FOLHA - Você já tinha criado uma distopia em "No País das Últimas Coisas"...
AUSTER
- Não diria que "Homem no Escuro" seja uma distopia, trata-se de um mundo imaginário em que uma guerra civil está em curso. As coisas estão funcionando relativamente bem, as pessoas nas cidades estão vivendo e comendo, a vida continua, mas há uma guerra.

FOLHA - Ozu, cineasta que lida com valores familiares, parece uma grande inspiração...
AUSTER
- Filmes são uma chave para o livro. Katya [neta do narrador] é uma estudante de cinema e passa muito tempo na casa assistindo a filmes. Logo no começo, discute três filmes com ele: "A Grande Ilusão" (37), de Jean Renoir; "Ladrões de Bicicletas" (48), de Vittorio de Sica; e "O Mundo de Apu" (59), de Satyajit Ray. Três filmes brilhantes. Os dois discutem como diretores podem usar objetos inanimados para discutir emoções humanas. São histórias muito íntimas, familiares, a rigor. E há o filme de Ozu ("Era uma Vez em Tóquio"), que é diretamente sobre família. A discussão sobre filmes prepara a grande conversa do final entre Katya e o avô.

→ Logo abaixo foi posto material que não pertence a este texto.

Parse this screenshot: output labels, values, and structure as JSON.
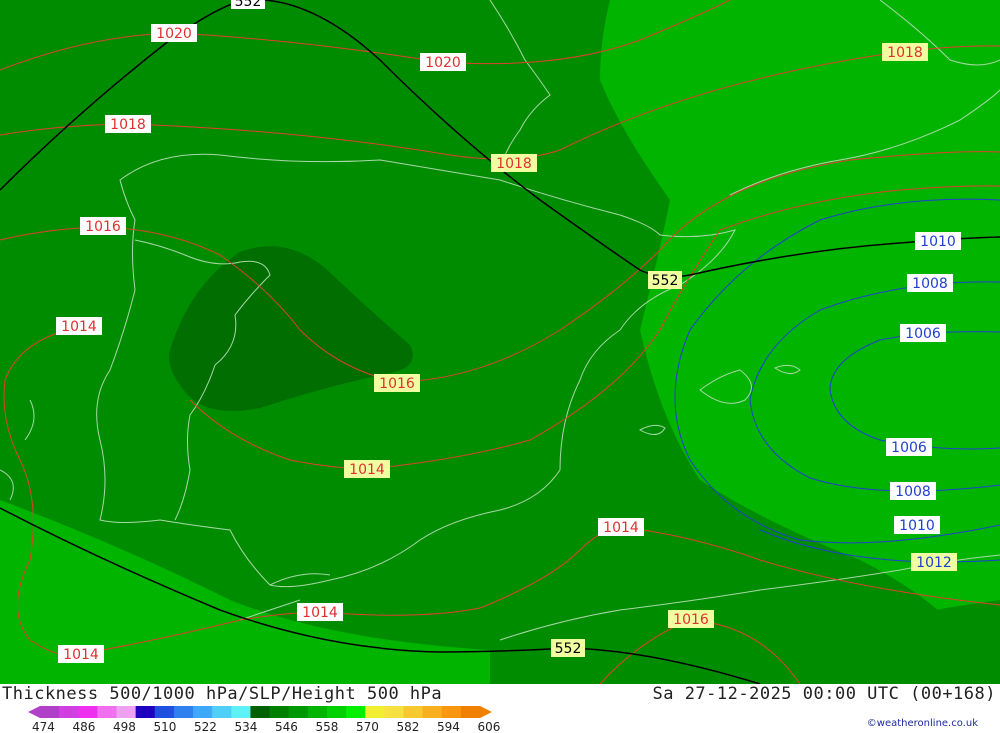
{
  "header": {
    "title_left": "Thickness 500/1000 hPa/SLP/Height 500 hPa",
    "title_right": "Sa 27-12-2025 00:00 UTC (00+168)"
  },
  "credit": "©weatheronline.co.uk",
  "legend": {
    "ticks": [
      "474",
      "486",
      "498",
      "510",
      "522",
      "534",
      "546",
      "558",
      "570",
      "582",
      "594",
      "606"
    ],
    "colors": [
      "#b040c8",
      "#d040e0",
      "#f030f0",
      "#f070f0",
      "#f0a0f0",
      "#2000c0",
      "#2050e0",
      "#3080f0",
      "#40a8f8",
      "#50d0f8",
      "#60f0f8",
      "#006000",
      "#008000",
      "#009800",
      "#00b400",
      "#00d000",
      "#00f000",
      "#f0f030",
      "#f8e040",
      "#f8c830",
      "#f8b020",
      "#f89810",
      "#f08000"
    ]
  },
  "map": {
    "colors": {
      "field_dark": "#006e00",
      "field_mid": "#008c00",
      "field_light": "#00b400",
      "isobar": "#e04030",
      "isobar_low": "#2040d0",
      "height": "#000000",
      "coast": "#a8d8a8"
    },
    "labels": {
      "slp_1020_a": "1020",
      "slp_1020_b": "1020",
      "slp_1018_a": "1018",
      "slp_1018_b": "1018",
      "slp_1018_c": "1018",
      "slp_1016_a": "1016",
      "slp_1016_b": "1016",
      "slp_1016_c": "1016",
      "slp_1014_a": "1014",
      "slp_1014_b": "1014",
      "slp_1014_c": "1014",
      "slp_1014_d": "1014",
      "slp_1014_e": "1014",
      "slp_1012": "1012",
      "slp_1010_a": "1010",
      "slp_1010_b": "1010",
      "slp_1008_a": "1008",
      "slp_1008_b": "1008",
      "slp_1006_a": "1006",
      "slp_1006_b": "1006",
      "height_552_top": "552",
      "height_552_mid": "552",
      "height_552_bottom": "552"
    }
  }
}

FOLHA - Por que o livro foi lançado primeiro na Dinamarca?
AUSTER
- Sempre publico na Dinamarca primeiro. Tenho um acordo com minha editora lá, que quase precisou fechar. É um gesto de amizade. Na Holanda foi lançado em junho, pelas mesmas razões. Mas não saiu em mais nenhum lugar. Nos EUA sai em 19 de agosto. Em vários países europeus sai em setembro.

FOLHA - Como foi a experiência de filmar em Portugal seu último longa ("Kimera - Estranha Sedução")?
AUSTER
- Gostei muito. Foi muito feliz. É um filme tão pequeno e estranho. Foi lançado em poucos países. O distribuidor nos EUA disse: "Adorei, é original, cativante, mas não tem o menor potencial comercial. Zero. Se você quiser, podemos distribuir, mas não tenha esperanças..." E foi exatamente o que aconteceu. Ou seja, quase nada... [risos]

FOLHA - Pretende dirigir de novo?
AUSTER
- Não sei. Não tenho projetos. Estou escrevendo outro romance, mas não posso falar sobre ele. Se tiver idéia para outro filme, posso fazer. Mas todos os cineastas independentes estão com dificuldades neste momento. Encontrei no último Festival de San Sebastián dois americanos admiráveis, Wayne Wang, com quem já filmei, e John Sayles. Os dois foram pioneiros do movimento do cinema independente, nos anos 80. Ganham prêmios, mas disseram que não conseguem distribuição nos EUA. Isto é triste, não é mesmo?